LONDRES – Rien n’agace plus l'opinion publique occidentale à propos de la Russie aujourd’hui que sa loi sur les agents étrangers. Promulguée en juillet 2012, la loi exige que toutes les organisations non commerciales (NCOs) engagées dans des « activités politiques » (non définies) s’enregistrent auprès du ministère de la Justice comme « exécutant des fonctions d'agent étranger ». Une mesure de suivi en 2015, la loi sur les organisations indésirables, oblige toute NCO à se présenter publiquement en tant que « agent étranger ».

La formulation est particulière et importante. Après tout, quelles sont les « fonctions d'un agent étranger », dans le langage courant, à part servir les intérêts d'une puissance étrangère? En effet, concrètement, la loi russe empêche les NCOs qui ne sont pas sous le contrôle de l'Etat d'exercer toute activité dans le pays. Certainement, cette appellation rend impossible d’accéder à tout financement russe, qui pourrait les faire retirer du registre. Elles ne sont pas seulement étrangères: elles sont des infiltrés et des traîtres!

Certains groupes se sont volontairement mis en liquidation; d'autres ont été supprimés parce qu’ils ne se conformaient à la réglementation; d'autres encore sont en exil. Parmi les victimes les plus éminentes se trouvent le Centre Sakharov, le Centre commémoratif pour les droits de l'homme et l'École d'éducation civique de Moscou. Après avoir repoussé une première tentative de stigmatisation en tant que « agent étranger », l'Université européenne de Saint-Pétersbourg fait maintenant face à une fermeture pour des infractions techniques triviales – une des tactiques préférées de la bureaucratie.

La vendetta contre les groupes indépendants ayant des liens avec l’étranger n’apporte aucun avantage à la Russie et endommage sa réputation internationale. On peut essayer de la comprendre à trois niveaux.

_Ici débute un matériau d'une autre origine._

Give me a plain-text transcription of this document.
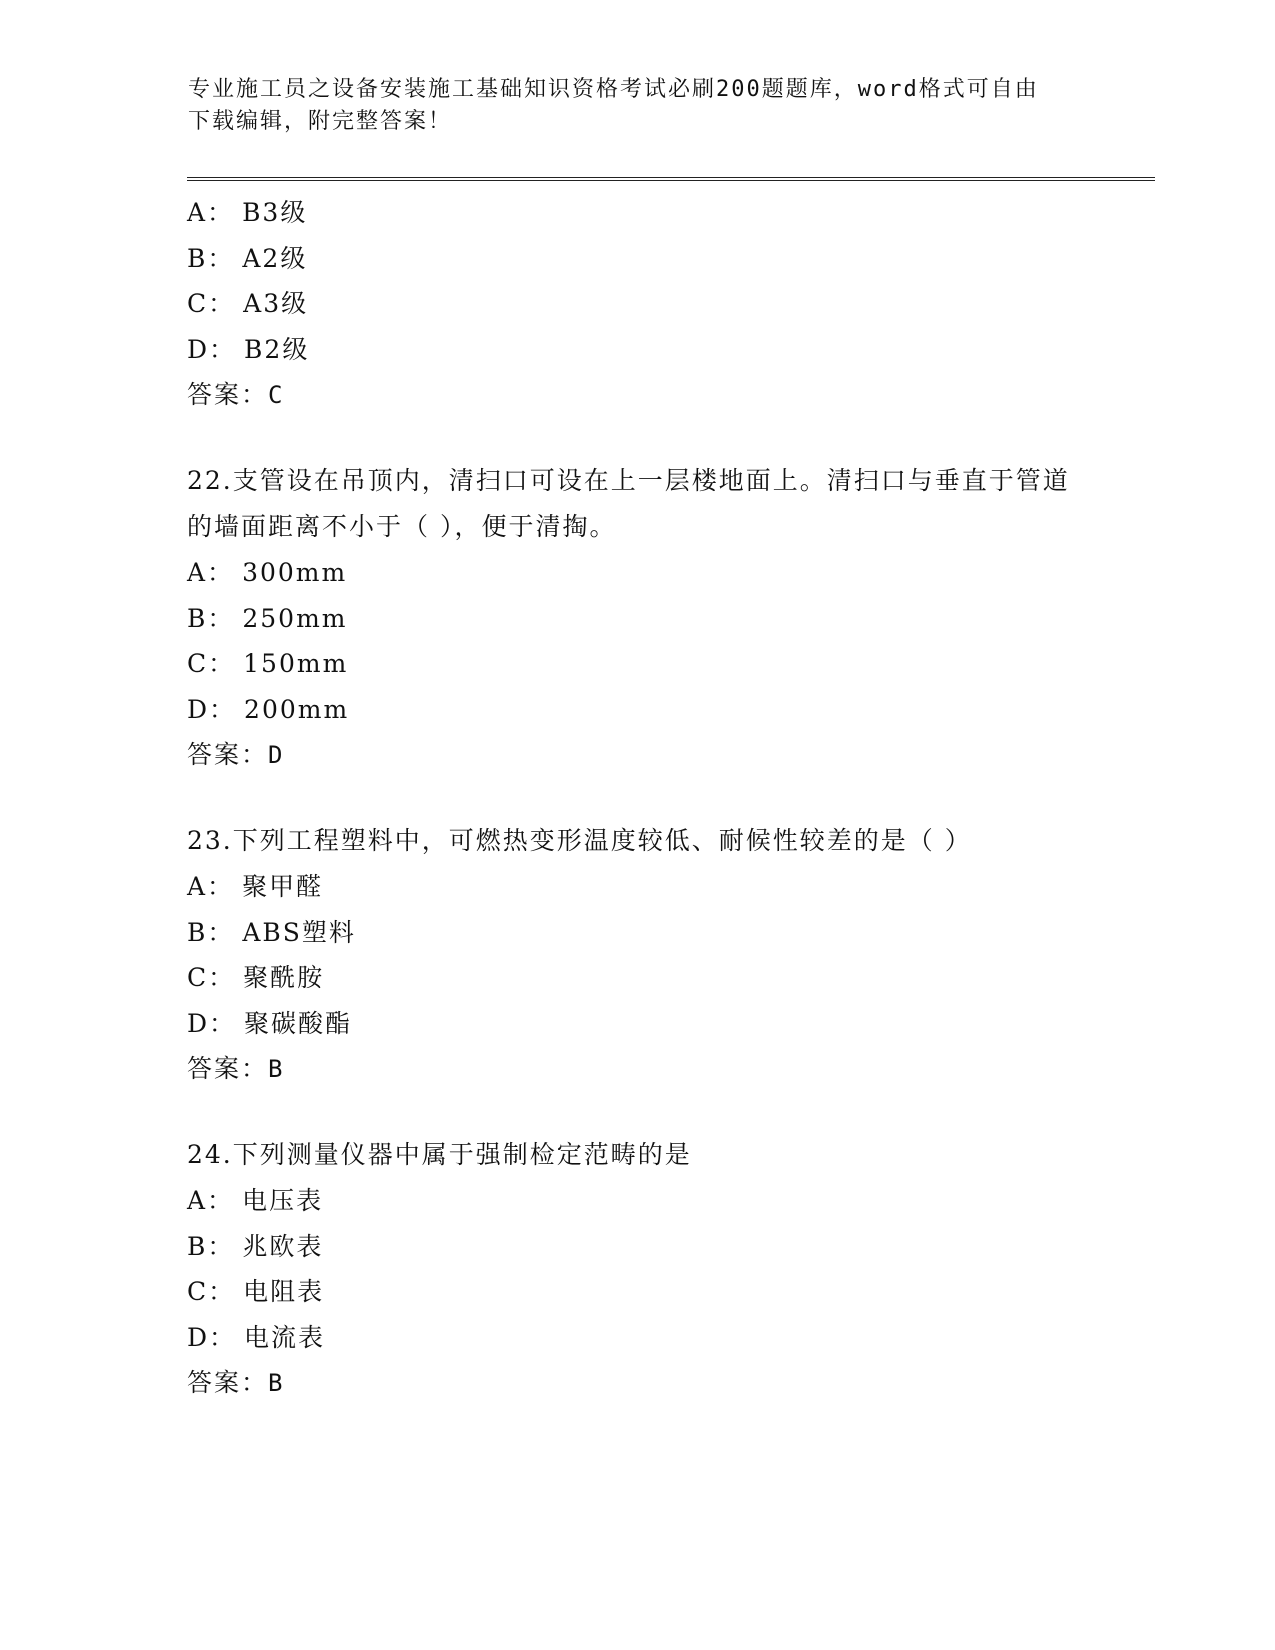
专业施工员之设备安装施工基础知识资格考试必刷200题题库，word格式可自由
下载编辑，附完整答案！
A： B3级
B： A2级
C： A3级
D： B2级
答案：C

22.支管设在吊顶内，清扫口可设在上一层楼地面上。清扫口与垂直于管道的墙面距离不小于（ ），便于清掏。

A： 300mm
B： 250mm
C： 150mm
D： 200mm
答案：D

23.下列工程塑料中，可燃热变形温度较低、耐候性较差的是（ ）

A： 聚甲醛
B： ABS塑料
C： 聚酰胺
D： 聚碳酸酯
答案：B

24.下列测量仪器中属于强制检定范畴的是

A： 电压表
B： 兆欧表
C： 电阻表
D： 电流表
答案：B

Tout d'abord, la loi de 2012 était une réponse directe aux grandes manifestations publiques qui avaient commencé l'année précédente à Moscou, Saint-Pétersbourg et d'autres villes russes pour protester contre la décision de Vladimir Putin de briguer un troisième mandat en tant que président, contre son élection et contre son investiture . Dans son unique discours électoral , le 23 février 2012, Poutine, rappelant la victoire de la Russie sur Napoléon en 1812, avait mis en garde contre l’ingérence étrangère dans les affaires intérieures du pays. Ce fut une référence claire à la Révolution Orange de 2004 en Ukraine, qui aurait été organisée et financée par la CIA, qui a renversé Viktor Ianoukovitch, le candidat à la présidentielle préféré de Moscou. La loi de 2015 a suivi le soulèvement de Maidan de l'année précédente à Kiev, qui avait réussi à destituer Ianoukovitch une deuxième fois.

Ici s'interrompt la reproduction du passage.